Lip-Bu Tan appointed chief executive officer of Intel Corporation

Courtesy: Intel

Intel said on Wednesday that it had appointed Lip-Bu Tan as its new CEO, as the chipmaker attempts to recover from a tumultuous four-year run under Pat Gelsinger.

Tan was previously CEO of Cadence Design Systems, which makes software used by all the major chip designers, including Intel. He was an Intel board member but departed last year, citing other commitments.

Tan replaces interim co-CEOs David Zinsner and MJ Holthaus, who took over in December when former Intel CEO Patrick Gelsinger was ousted. Tan is also rejoining Intel’s board.

The appointment closes a chaotic chapter in Intel’s history, as investors pressured the semiconductor company to cut costs and spin off businesses due to declining sales and an inability to crack the booming artificial intelligence market.

Intel shares rose over 12% in extended trading on Wednesday.

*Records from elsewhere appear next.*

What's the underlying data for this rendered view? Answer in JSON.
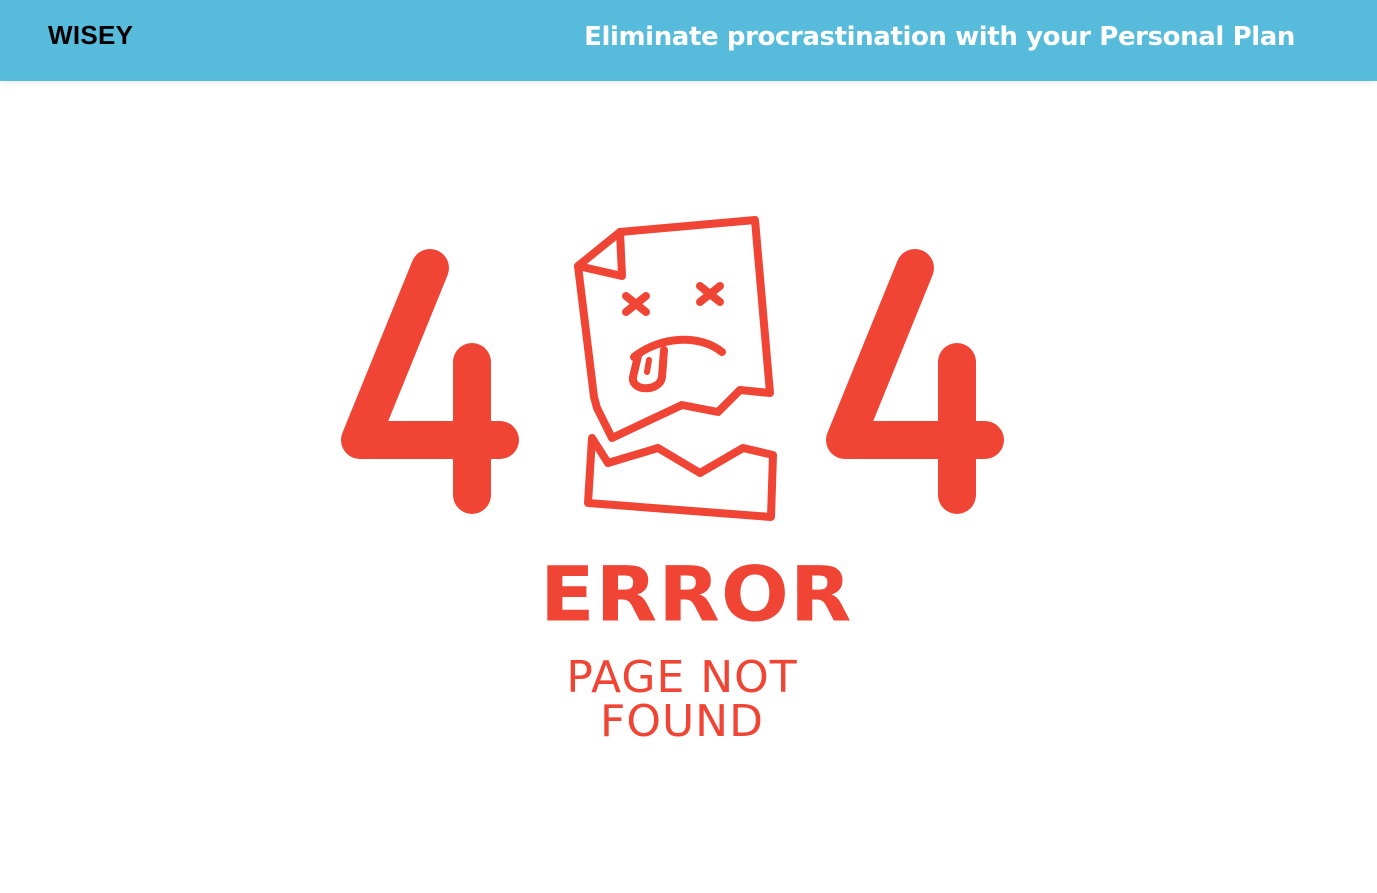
{
  "header": {
    "brand": "WISEY",
    "tagline": "Eliminate procrastination with your Personal Plan"
  },
  "error": {
    "code_left_digit": "4",
    "code_right_digit": "4",
    "title": "ERROR",
    "subtitle": "PAGE NOT FOUND"
  },
  "icons": {
    "illustration": "torn-page-dead-face-icon"
  },
  "colors": {
    "header_bg": "#57bbdb",
    "accent": "#f04435",
    "brand_text": "#000000",
    "tagline_text": "#ffffff"
  }
}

Tan becomes the fourth permanent CEO at Intel in seven years. Following Brian Krzanich’s resignation in 2018, after the revelations of an inappropriate relationship with an employee, Bob Swan took the helm in Jan. 2019. He departed two years later after Intel suffered numerous blows from competitors and chip delays. Swan was succeeded by Gelsinger in 2021.

Gelsinger took over with a bold plan to transform Intel’s business to manufacture chips for other companies in addition to its own, becoming a foundry. But Intel’s overall products revenue continued to decline, and investors fretted over the significant capital expenditures needed for such massive chip production, including constructing a $20 billion dollar factory complex in Ohio.

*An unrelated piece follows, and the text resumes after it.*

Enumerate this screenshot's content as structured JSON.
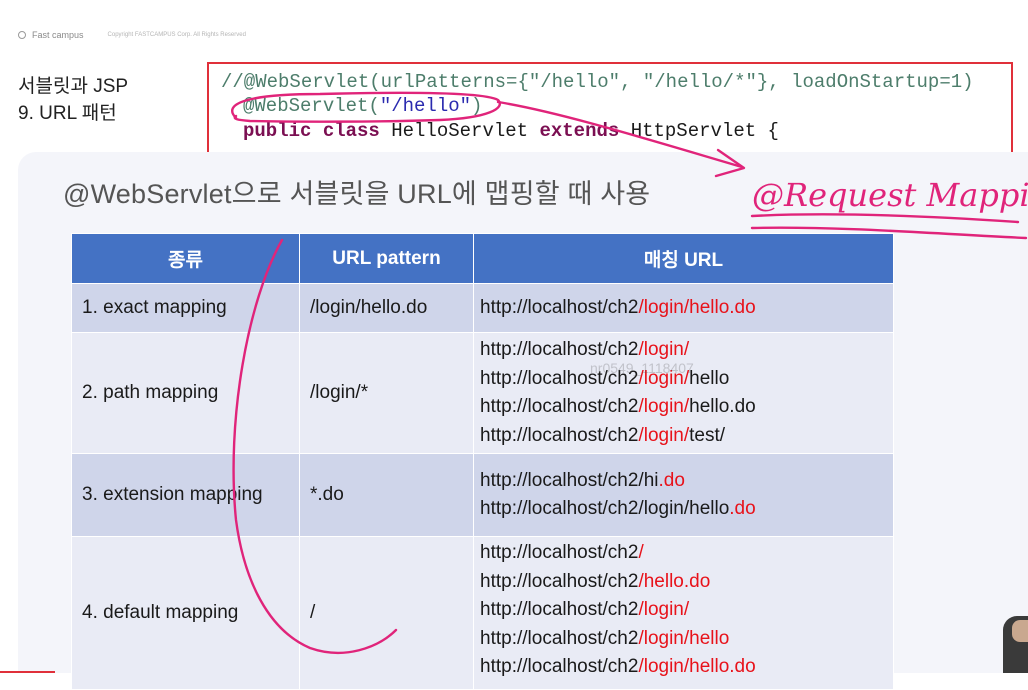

Last fall, after a disappointing earnings report, Intel appeared to be for sale, and reportedly drew interest from rival companies including Qualcomm. Analysts assessed the possibility of Intel spinning off its foundry division or selling its products division — including server and PC chips — to a rival.

In AI, Intel has gotten trounced by Nvidia, whose graphics processing units (GPUs) have become the chip of choice for developers over the past few years.

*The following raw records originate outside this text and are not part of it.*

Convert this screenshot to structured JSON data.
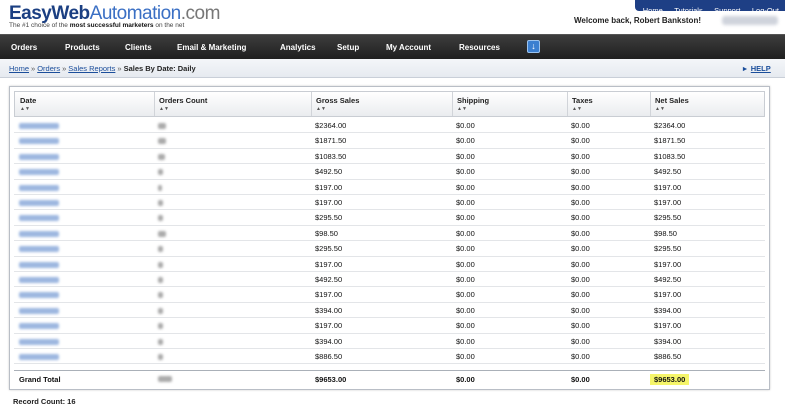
{
  "header": {
    "logo_parts": [
      "Easy",
      "Web",
      "Automation",
      ".com"
    ],
    "tagline_pre": "The #1 choice of the ",
    "tagline_bold": "most successful marketers",
    "tagline_post": " on the net",
    "welcome": "Welcome back, Robert Bankston!",
    "top_links": [
      "Home",
      "Tutorials",
      "Support",
      "Log-Out"
    ]
  },
  "nav": {
    "items": [
      "Orders",
      "Products",
      "Clients",
      "Email & Marketing",
      "Analytics",
      "Setup",
      "My Account",
      "Resources"
    ],
    "download_icon": "download-icon"
  },
  "breadcrumb": {
    "links": [
      "Home",
      "Orders",
      "Sales Reports"
    ],
    "separator": "»",
    "current": "Sales By Date: Daily"
  },
  "help": {
    "label": "HELP"
  },
  "table": {
    "columns": [
      "Date",
      "Orders Count",
      "Gross Sales",
      "Shipping",
      "Taxes",
      "Net Sales"
    ],
    "rows": [
      {
        "gross": "$2364.00",
        "shipping": "$0.00",
        "taxes": "$0.00",
        "net": "$2364.00"
      },
      {
        "gross": "$1871.50",
        "shipping": "$0.00",
        "taxes": "$0.00",
        "net": "$1871.50"
      },
      {
        "gross": "$1083.50",
        "shipping": "$0.00",
        "taxes": "$0.00",
        "net": "$1083.50"
      },
      {
        "gross": "$492.50",
        "shipping": "$0.00",
        "taxes": "$0.00",
        "net": "$492.50"
      },
      {
        "gross": "$197.00",
        "shipping": "$0.00",
        "taxes": "$0.00",
        "net": "$197.00"
      },
      {
        "gross": "$197.00",
        "shipping": "$0.00",
        "taxes": "$0.00",
        "net": "$197.00"
      },
      {
        "gross": "$295.50",
        "shipping": "$0.00",
        "taxes": "$0.00",
        "net": "$295.50"
      },
      {
        "gross": "$98.50",
        "shipping": "$0.00",
        "taxes": "$0.00",
        "net": "$98.50"
      },
      {
        "gross": "$295.50",
        "shipping": "$0.00",
        "taxes": "$0.00",
        "net": "$295.50"
      },
      {
        "gross": "$197.00",
        "shipping": "$0.00",
        "taxes": "$0.00",
        "net": "$197.00"
      },
      {
        "gross": "$492.50",
        "shipping": "$0.00",
        "taxes": "$0.00",
        "net": "$492.50"
      },
      {
        "gross": "$197.00",
        "shipping": "$0.00",
        "taxes": "$0.00",
        "net": "$197.00"
      },
      {
        "gross": "$394.00",
        "shipping": "$0.00",
        "taxes": "$0.00",
        "net": "$394.00"
      },
      {
        "gross": "$197.00",
        "shipping": "$0.00",
        "taxes": "$0.00",
        "net": "$197.00"
      },
      {
        "gross": "$394.00",
        "shipping": "$0.00",
        "taxes": "$0.00",
        "net": "$394.00"
      },
      {
        "gross": "$886.50",
        "shipping": "$0.00",
        "taxes": "$0.00",
        "net": "$886.50"
      }
    ],
    "total": {
      "label": "Grand Total",
      "gross": "$9653.00",
      "shipping": "$0.00",
      "taxes": "$0.00",
      "net": "$9653.00"
    }
  },
  "record_count": "Record Count: 16",
  "colors": {
    "nav_bg": "#2b2b2b",
    "top_links_bg": "#1e3f85",
    "link": "#1b4e9b",
    "highlight": "#f5f56a"
  }
}
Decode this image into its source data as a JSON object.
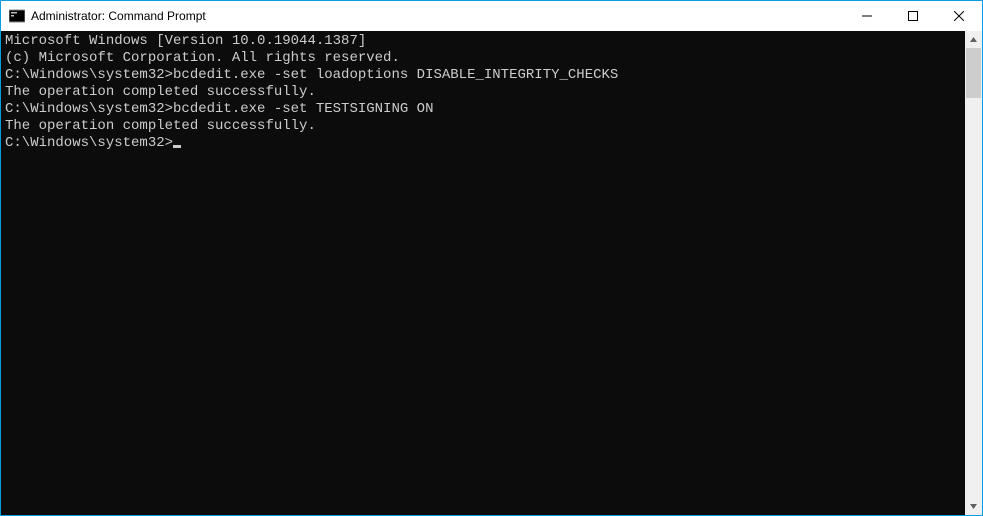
{
  "window": {
    "title": "Administrator: Command Prompt",
    "accent_color": "#0a9ee0"
  },
  "controls": {
    "minimize_label": "Minimize",
    "maximize_label": "Maximize",
    "close_label": "Close"
  },
  "terminal": {
    "lines": [
      "Microsoft Windows [Version 10.0.19044.1387]",
      "(c) Microsoft Corporation. All rights reserved.",
      "",
      "C:\\Windows\\system32>bcdedit.exe -set loadoptions DISABLE_INTEGRITY_CHECKS",
      "The operation completed successfully.",
      "",
      "C:\\Windows\\system32>bcdedit.exe -set TESTSIGNING ON",
      "The operation completed successfully.",
      "",
      "C:\\Windows\\system32>"
    ],
    "cursor_on_last_line": true
  }
}
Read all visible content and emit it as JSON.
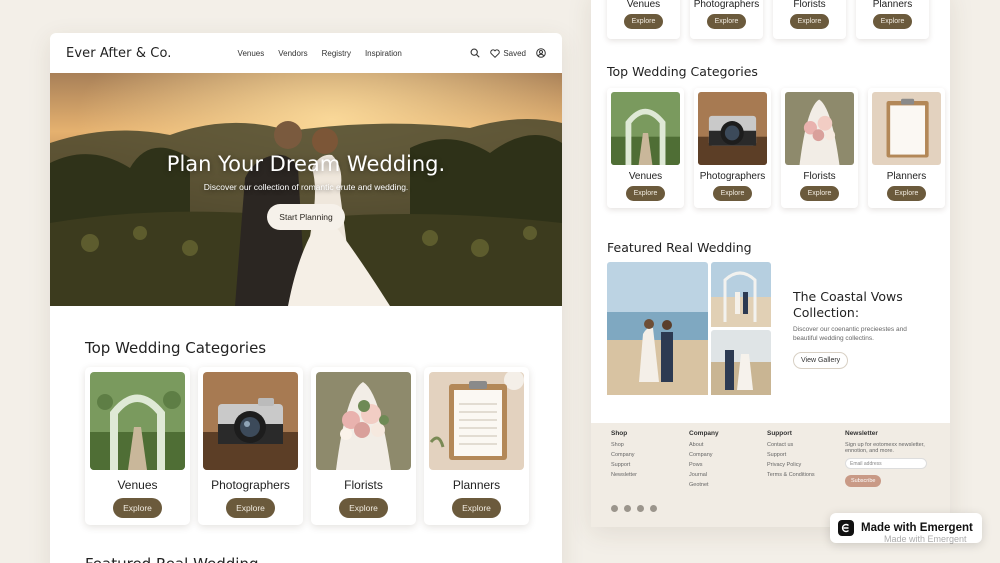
{
  "left": {
    "brand": "Ever After & Co.",
    "nav": [
      "Venues",
      "Vendors",
      "Registry",
      "Inspiration"
    ],
    "saved_label": "Saved",
    "hero": {
      "title": "Plan Your Dream Wedding.",
      "subtitle": "Discover our collection of romantic erute and wedding.",
      "cta": "Start Planning"
    },
    "section_title": "Top Wedding Categories",
    "categories": [
      {
        "label": "Venues",
        "button": "Explore"
      },
      {
        "label": "Photographers",
        "button": "Explore"
      },
      {
        "label": "Florists",
        "button": "Explore"
      },
      {
        "label": "Planners",
        "button": "Explore"
      }
    ],
    "next_section_partial": "Featured Real Wedding"
  },
  "right": {
    "top_cards": [
      {
        "label": "Venues",
        "button": "Explore"
      },
      {
        "label": "Photographers",
        "button": "Explore"
      },
      {
        "label": "Florists",
        "button": "Explore"
      },
      {
        "label": "Planners",
        "button": "Explore"
      }
    ],
    "section_title": "Top Wedding Categories",
    "categories": [
      {
        "label": "Venues",
        "button": "Explore"
      },
      {
        "label": "Photographers",
        "button": "Explore"
      },
      {
        "label": "Florists",
        "button": "Explore"
      },
      {
        "label": "Planners",
        "button": "Explore"
      }
    ],
    "featured": {
      "title": "Featured Real Wedding",
      "heading": "The Coastal Vows Collection:",
      "description": "Discover our coenantic precieestes and beautiful wedding collectins.",
      "button": "View Gallery"
    },
    "footer": {
      "shop": {
        "title": "Shop",
        "items": [
          "Shop",
          "Company",
          "Support",
          "Newsletter"
        ]
      },
      "company": {
        "title": "Company",
        "items": [
          "About",
          "Company",
          "Pows",
          "Journal",
          "Geotnet"
        ]
      },
      "support": {
        "title": "Support",
        "items": [
          "Contact us",
          "Support",
          "Privacy Policy",
          "Terms & Conditions"
        ]
      },
      "newsletter": {
        "title": "Newsletter",
        "text": "Sign up for eotomexx newsletter, ennotion, and more.",
        "placeholder": "Email address",
        "button": "Subscribe"
      }
    }
  },
  "badge": {
    "label": "Made with Emergent",
    "ghost": "Made with Emergent"
  },
  "colors": {
    "accent_brown": "#6b5a3c",
    "background": "#f3efe8",
    "subscribe": "#c99a86"
  }
}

In January, Intel issued a weak forecast even as it beat on earnings and revenue. The company pointed to seasonality, economic conditions and competition, and said clients are digesting inventory. The prospect of tariffs was adding to the uncertainty, Zinsner said.

Intel said that Zinsner will return to his previous role of CFO. Holthaus will remain in charge of Intel Products.

Intel was removed from the Dow Jones Industrial Average in November and was replaced by Nvidia, reflecting the dramatic change of fortune in the semiconductor industry. Intel shares lost 60% of their value last year, while Nvidia’s stock price soared 171%. At Wednesday’s close, Intel’s market cap was $89.5 billion, less than one-thirtieth of Nvidia’s valuation.